Action(活動) 週刊 経団連タイムス 2015年7月16日 No.3232  「科学技術イノベーションで切り拓く大変革時代」 -第5期科学技術基本計画の検討状況を聞く/未来産業・技術委員会

経団連の未来産業・技術委員会(内山田竹志委員長、小野寺正委員長)は1日、東京・大手町の経団連会館で名称変更後初回となる会合を開催し、総合科学技術・イノベーション会議(CSTI)の原山優子議員および内閣府から、第5期科学技術基本計画の検討状況について説明を聞くとともに、意見交換を行った。説明の概要は次のとおり。

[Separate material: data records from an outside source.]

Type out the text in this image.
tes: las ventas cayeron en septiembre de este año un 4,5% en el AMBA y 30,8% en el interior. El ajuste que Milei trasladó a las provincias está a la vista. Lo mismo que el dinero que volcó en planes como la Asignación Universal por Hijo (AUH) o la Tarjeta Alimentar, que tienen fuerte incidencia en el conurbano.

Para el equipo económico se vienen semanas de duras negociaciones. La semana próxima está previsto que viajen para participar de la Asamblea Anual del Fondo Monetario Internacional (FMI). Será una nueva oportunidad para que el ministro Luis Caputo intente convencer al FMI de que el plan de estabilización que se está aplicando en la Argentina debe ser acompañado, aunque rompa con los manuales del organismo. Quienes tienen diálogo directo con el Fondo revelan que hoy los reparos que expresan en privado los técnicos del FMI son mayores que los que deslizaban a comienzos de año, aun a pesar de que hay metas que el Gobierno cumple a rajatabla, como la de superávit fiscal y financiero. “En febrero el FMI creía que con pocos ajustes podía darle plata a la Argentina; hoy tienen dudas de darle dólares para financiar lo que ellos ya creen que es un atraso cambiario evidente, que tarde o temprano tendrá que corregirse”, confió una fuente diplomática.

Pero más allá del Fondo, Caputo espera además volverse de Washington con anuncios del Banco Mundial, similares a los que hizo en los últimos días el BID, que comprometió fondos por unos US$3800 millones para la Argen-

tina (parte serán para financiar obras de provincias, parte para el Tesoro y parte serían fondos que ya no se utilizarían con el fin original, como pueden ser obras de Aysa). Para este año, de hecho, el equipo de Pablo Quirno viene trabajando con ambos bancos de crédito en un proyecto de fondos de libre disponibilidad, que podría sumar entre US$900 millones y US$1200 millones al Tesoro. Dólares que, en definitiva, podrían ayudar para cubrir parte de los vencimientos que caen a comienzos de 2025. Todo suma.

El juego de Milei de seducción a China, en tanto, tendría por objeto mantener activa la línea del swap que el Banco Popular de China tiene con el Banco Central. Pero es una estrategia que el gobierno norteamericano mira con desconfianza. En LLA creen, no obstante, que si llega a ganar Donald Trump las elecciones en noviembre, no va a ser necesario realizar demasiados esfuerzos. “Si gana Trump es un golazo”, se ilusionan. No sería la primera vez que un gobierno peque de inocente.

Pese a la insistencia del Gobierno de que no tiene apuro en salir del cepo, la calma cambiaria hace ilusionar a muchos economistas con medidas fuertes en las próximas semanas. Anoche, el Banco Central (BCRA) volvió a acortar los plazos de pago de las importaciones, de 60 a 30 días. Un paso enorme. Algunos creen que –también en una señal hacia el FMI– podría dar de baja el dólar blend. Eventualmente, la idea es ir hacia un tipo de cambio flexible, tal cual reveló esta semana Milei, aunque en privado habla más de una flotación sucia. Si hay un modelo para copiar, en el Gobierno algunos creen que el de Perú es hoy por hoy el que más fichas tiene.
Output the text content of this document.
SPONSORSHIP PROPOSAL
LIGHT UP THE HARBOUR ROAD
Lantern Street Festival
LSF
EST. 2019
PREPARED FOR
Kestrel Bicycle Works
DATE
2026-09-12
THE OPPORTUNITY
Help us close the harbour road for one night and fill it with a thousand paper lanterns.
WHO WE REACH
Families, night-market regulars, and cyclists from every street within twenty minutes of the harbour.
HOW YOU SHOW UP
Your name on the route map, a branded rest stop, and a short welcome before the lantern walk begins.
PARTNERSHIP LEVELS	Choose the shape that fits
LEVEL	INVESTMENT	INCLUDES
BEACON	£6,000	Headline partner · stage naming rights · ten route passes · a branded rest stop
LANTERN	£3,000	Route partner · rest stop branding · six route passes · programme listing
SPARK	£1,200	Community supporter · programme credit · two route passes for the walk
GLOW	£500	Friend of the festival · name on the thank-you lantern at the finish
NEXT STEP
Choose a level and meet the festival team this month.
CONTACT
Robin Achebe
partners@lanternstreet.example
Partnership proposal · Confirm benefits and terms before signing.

■ わが国を取り巻く科学技術イノベーションに関わる状況

わが国を取り巻く科学技術イノベーションに関わる状況は厳しい。世界トップ10%論文数(論文の被引用回数が各分野、各年で上位10%に入る論文数)は、諸外国と比較して低迷している。科学技術人材の流動性が求められているが、この10年間改善がみられない。さらに若手研究者の処遇悪化を1つの背景として、博士課程に進学する学生が減っていることも問題である。この解決には、大学の資金制度の改革が必要である。

また、オープンイノベーションの促進も1つのカギといえるが、国際比較でみるとまだまだ不十分である。大学発ベンチャーについて、東京大学発のベンチャー企業の時価総額が1兆円を超えるなどの実績を踏まえれば、ベンチャーの促進も今後進めていきたい。

■ 直面する課題と大変革時代の到来

安定的なエネルギーの供給確保、少子高齢化の進展、貿易収支の赤字拡大などわが国産業を取り巻く状況は厳しい。しかし、日経平均株価が2万円台となったことに象徴されるように、回復の芽は見えてきている。

ICTが進化するなか、すべてのモノがネットワークでつながるIoT(Internet of Things)による第4次産業革命の到来がいわれている。諸外国の動きに遅れないよう、わが国も対応しなければならない。

■ 中間取りまとめについて

第5期科学技術基本計画は、総合科学技術・イノベーション会議と改組されてから初の基本計画となる。1995年に科学技術基本法が制定され、以降4回にわたって基本計画が策定され、20年が過ぎた。その蓄積を踏まえ、CSTIで中間取りまとめを作成した。年末の計画策定に向けて産学官が一体となり議論を深めていく。

中間取りまとめでは、将来の見通しが困難な時代に自ら未来を創り出すという思いを込めた。課題解決に資する研究開発の推進、人材や学術研究などの基盤的な力の強化、大学や研究開発法人などの改革などを盛り込んでいる。

計画策定に向けては、産業界とともに未来の産業構造・社会変革の部分を充実させる。また、研究開発投資額のコミットメントについて、第4期計画に続いて盛り込めるよう努力する。

<意見交換>

意見交換では委員から「自らの起業経験を踏まえると(医薬品業界では)日本には技術があるが、産業化が苦手。また、起業においては、失敗をした人間が復活でき失敗を次に活かす社会構造が必要」との意見が出された。

内閣府からは「第5期基本計画がこれまでと最も異なる点は、産業界とともにつくっている計画であること。策定に向けて引き続き協力をお願いしたい」とのコメントがあった。